Bucking the Tiger’s Odds and Surviving

Daily writing prompt
What are you passionate about?

DAILY PROMPT RESPONSE

Remembering who I am after nearly losing everything

If you had asked me what I was passionate about before this moment, I probably would’ve said, “I have no idea.” Not because I didn’t care, but because I forgot. Not in the usual way—like misplacing keys or losing track of time. I forgot because I let other people’s voices drown out my own.

A few close friends once told me I didn’t take my writing seriously.

That wrecked me.

Because if there’s one thing that’s never left me—never betrayed me, never faded—it’s writing. It’s been the thread stitching my life together from the beginning. So when someone said I didn’t take it seriously, I started questioning everything. If not this… then what?

Then someone else told me I’d turned my back on music. The very thing that once felt like oxygen. It used to pulse through me. Now I was being told I’d abandoned it?

That’s when it all started unraveling.

I spiraled. Hard.

I had no idea what the hell I was going to do. My world had changed so much while I was sick, and I hadn’t prepared—not mentally, not emotionally—for what surviving would feel like. I’d braced for death, not for life after it.

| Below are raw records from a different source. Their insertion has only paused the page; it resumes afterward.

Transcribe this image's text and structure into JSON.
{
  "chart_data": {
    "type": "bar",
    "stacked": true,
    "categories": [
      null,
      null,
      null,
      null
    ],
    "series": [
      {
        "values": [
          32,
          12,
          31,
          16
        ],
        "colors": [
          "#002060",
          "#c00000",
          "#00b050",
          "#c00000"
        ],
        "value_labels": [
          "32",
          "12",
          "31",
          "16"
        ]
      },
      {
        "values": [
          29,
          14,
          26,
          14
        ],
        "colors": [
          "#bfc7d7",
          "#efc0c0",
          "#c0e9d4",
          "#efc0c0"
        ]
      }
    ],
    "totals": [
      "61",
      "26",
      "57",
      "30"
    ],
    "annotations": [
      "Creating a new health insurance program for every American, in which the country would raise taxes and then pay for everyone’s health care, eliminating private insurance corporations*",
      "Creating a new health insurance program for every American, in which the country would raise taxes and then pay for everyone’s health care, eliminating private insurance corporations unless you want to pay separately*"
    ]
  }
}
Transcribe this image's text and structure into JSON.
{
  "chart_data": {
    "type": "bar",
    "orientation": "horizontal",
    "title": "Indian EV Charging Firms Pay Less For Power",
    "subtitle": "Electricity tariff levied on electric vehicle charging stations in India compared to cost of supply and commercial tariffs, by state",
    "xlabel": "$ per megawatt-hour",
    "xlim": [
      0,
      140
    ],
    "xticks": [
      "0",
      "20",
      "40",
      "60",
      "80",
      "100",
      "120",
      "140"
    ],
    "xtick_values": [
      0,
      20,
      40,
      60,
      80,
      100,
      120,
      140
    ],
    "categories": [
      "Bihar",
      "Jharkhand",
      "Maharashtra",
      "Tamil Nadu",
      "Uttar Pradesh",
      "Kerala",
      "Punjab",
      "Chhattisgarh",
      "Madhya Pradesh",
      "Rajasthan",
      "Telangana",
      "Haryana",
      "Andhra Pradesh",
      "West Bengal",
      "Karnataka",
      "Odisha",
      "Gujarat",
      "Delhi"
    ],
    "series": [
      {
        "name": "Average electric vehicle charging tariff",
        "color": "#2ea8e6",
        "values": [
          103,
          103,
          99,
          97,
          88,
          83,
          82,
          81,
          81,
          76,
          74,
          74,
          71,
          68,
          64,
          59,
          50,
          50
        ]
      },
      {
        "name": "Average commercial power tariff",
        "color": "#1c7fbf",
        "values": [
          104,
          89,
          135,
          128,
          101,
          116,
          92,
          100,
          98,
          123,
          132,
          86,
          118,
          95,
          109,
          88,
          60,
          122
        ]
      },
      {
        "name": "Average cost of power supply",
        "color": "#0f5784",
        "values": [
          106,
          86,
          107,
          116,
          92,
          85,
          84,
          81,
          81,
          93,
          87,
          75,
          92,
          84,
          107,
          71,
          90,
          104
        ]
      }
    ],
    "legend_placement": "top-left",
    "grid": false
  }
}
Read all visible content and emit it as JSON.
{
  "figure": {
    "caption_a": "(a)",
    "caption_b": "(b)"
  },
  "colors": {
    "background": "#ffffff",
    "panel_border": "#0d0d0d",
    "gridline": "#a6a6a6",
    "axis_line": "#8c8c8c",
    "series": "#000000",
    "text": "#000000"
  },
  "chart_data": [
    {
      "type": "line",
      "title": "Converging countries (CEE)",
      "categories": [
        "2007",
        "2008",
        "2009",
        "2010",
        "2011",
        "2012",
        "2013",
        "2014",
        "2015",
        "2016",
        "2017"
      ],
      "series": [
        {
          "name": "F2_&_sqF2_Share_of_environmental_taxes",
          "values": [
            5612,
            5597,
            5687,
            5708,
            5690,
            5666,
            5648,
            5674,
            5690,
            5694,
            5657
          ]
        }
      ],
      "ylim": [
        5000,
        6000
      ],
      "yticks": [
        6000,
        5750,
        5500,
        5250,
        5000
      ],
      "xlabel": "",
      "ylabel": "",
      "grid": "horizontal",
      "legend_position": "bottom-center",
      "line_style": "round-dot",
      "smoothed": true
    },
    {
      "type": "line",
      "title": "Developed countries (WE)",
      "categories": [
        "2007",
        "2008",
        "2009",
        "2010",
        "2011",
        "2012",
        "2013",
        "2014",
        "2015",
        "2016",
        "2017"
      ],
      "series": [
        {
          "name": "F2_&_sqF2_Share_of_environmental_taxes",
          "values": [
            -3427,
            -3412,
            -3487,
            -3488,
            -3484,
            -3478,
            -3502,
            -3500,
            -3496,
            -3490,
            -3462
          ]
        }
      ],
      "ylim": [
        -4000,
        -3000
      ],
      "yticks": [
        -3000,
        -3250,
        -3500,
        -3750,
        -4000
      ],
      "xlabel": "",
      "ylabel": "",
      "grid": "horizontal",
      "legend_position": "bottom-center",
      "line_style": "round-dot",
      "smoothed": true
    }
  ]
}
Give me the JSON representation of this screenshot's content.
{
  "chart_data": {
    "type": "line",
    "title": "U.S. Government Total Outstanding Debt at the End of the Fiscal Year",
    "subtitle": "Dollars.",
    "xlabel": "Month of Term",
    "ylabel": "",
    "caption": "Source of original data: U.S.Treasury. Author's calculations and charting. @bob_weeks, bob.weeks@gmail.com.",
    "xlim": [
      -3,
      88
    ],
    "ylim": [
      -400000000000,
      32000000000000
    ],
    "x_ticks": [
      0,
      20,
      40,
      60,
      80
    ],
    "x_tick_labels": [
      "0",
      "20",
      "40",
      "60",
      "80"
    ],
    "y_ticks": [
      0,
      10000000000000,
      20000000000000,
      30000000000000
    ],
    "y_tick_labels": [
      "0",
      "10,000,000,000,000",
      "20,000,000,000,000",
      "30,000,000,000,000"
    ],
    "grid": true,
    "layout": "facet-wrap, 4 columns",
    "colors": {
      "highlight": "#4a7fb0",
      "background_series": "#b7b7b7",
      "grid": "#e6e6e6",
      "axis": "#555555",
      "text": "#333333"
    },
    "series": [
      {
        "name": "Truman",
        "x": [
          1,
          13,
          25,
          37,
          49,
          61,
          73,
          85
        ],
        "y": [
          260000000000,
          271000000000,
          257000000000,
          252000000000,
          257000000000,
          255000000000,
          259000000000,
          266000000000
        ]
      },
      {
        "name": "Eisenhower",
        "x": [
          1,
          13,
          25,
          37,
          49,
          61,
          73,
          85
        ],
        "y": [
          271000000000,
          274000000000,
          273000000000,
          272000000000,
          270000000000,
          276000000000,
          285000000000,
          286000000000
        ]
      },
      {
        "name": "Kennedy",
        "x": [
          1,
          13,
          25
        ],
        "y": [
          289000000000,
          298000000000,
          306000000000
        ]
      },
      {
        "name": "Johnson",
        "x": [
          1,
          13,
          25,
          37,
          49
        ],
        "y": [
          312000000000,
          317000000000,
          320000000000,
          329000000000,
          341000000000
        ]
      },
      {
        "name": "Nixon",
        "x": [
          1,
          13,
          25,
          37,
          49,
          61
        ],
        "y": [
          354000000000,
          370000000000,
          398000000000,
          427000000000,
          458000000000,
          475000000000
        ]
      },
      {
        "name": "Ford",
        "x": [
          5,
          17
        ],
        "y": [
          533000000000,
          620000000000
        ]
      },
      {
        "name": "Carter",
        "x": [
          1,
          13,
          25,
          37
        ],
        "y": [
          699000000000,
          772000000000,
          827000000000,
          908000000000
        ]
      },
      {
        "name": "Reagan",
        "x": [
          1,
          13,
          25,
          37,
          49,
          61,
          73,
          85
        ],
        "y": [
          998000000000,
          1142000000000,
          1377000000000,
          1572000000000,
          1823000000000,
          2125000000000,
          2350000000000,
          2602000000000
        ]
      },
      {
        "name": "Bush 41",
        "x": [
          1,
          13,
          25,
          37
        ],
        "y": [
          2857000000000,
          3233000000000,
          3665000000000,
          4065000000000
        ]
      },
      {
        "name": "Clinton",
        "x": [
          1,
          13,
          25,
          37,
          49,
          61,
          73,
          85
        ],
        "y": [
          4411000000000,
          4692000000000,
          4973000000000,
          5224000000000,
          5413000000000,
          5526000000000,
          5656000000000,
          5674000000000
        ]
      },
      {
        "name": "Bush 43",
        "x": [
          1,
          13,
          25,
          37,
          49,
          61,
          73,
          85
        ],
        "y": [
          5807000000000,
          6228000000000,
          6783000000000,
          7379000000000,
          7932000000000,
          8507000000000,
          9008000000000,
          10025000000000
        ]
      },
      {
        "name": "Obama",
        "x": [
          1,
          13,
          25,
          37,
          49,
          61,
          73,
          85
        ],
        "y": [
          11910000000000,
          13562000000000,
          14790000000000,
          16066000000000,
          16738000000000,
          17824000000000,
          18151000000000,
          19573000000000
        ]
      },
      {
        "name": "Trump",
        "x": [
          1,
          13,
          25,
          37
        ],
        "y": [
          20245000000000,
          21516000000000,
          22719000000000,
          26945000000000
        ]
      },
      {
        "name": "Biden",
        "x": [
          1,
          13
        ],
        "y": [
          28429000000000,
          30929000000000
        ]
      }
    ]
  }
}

Then one day, out of nowhere, I whispered an old mantra:
“I don’t give a fk.”**

I said it so often that someone actually bought me socks with it on them. No joke.

That one line cracked something open. I started writing again. Drawing. Creating anything I felt like. Not for approval. Not for applause. For me.

And something strange happened—I picked up my pen and wrote better than I ever had. My drawings? It was like I’d never stopped. Like all the time I thought I’d lost hadn’t dulled my skill—it had sharpened my edge.

Even my editor noticed. Called me up and asked, “What happened?”

I couldn’t answer. Because I didn’t know.

I didn’t sit around analyzing it. I didn’t break it down into steps or label it some kind of comeback story. I just kept doing my thing.

I followed my curiosity. Researched whatever the hell I wanted to. Filled my head with what most people would call useless facts—until they needed them. Until the moment a random question popped up and I wasn’t just throwing out some recycled opinion off social media—I had real input. Valuable insight.

Then it hit me:

Everything I’ve learned in my life touches the work I create.
All of it. The random facts. The scars. The late nights obsessing over things no one else cared about. I spent a lifetime gaining knowledge—not for grades, not for clout, but because learning was my first passion.
And now, I remember how to apply it.

That’s passion. Not a performance. Not a brand. Just living and learning because it feeds your soul.

It’s not perfect. I still lose my way. I still forget what lights me up.

But I always come back.

Because I remember now:
I almost died.
And I didn’t.

So what am I passionate about?

I’m passionate about not living like I’m already gone.
I’m passionate about writing with truth, not for claps.
I’m passionate about being better, not louder.
I’m passionate about the quiet work of staying true to what matters—especially when no one’s watching.

I remember who I am, even when I’m the one trying hardest to forget.